How to download InterPro data?¶
InterPro data and search tools are freely available for download. We provide bulk downloads, data exports on each relevant InterPro page and an API to allow easy access for user scripts.
This is available under the Download section in the navigation menu. It provides a downloadable version of the InterProScan software as well as various files containing pre-calculated InterPro data for the current release that can be downloaded. Data from previous releases are available in the InterPro ftp.
This page is accessible through the Results tab in the navigation menu, under “Your downloads” section.
The purpose of this page is to give the user a way to select and filter InterPro data.
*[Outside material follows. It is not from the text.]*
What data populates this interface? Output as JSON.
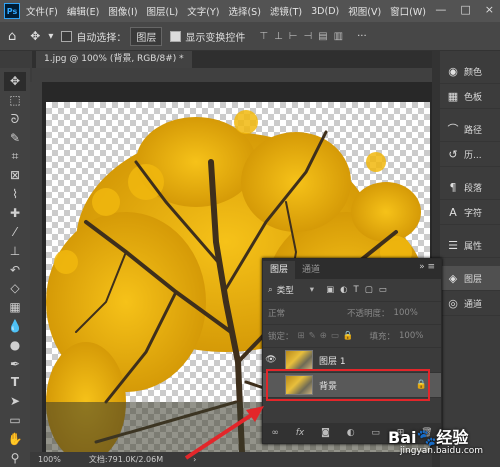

Filtered data can then be downloaded in different file formats (if the selection has less than 10K entities), using the provided API call or through a script generated automatically.
For Example, the image above shows Protein as the main data type selected and it will only select proteins included in the database UniProtKB/Swiss-Prot; this selection is then filtered by the selection of the endpoint entry with InterPro as the database and accession IPR000001. In other words this will generate the list of SwissProt proteins that are matching IPR000001 (also available under the Proteins tab in the InterPro entry page for IPR000001, with the reviewed option selected).
The following output formats are currently supported, if the number of entities selected is lower than 10K:
Text: a list of accessions, 1 per line
FASTA: a single file with multiple sequences in Fasta format (only available for proteins)
JSON: it reuses the format returned by the InterPro API.
TSV: reformats the JSON from the API to create a TSV file.
After selecting the output format, clicking on the Download button at the bottom of the page will start the downloading.
InterPro Application Programming Interface (API)¶
The InterPro API provides programmatic access to all the InterPro entries and their related entities in Json format.The API has six main endpoints, which corresponds to the InterPro data types: entry, protein, structure, taxonomy, proteome and set.
An API call is formed of one or multiple endpoint blocks. An endpoint block consists of a data type, a source database and an accession (e.g. api/datatype/sourcedb/accession).
For example the URL /entry/interpro provides a pageable list of all the interpro entries. And the URL /protein/uniprot/p99999 returns all the details of the protein identified with the UniProt accession P99999.
The combined URL /entry/interpro/protein/uniprot/p99999 returns the list of all the InterPro entries that match in the P99999 protein accession.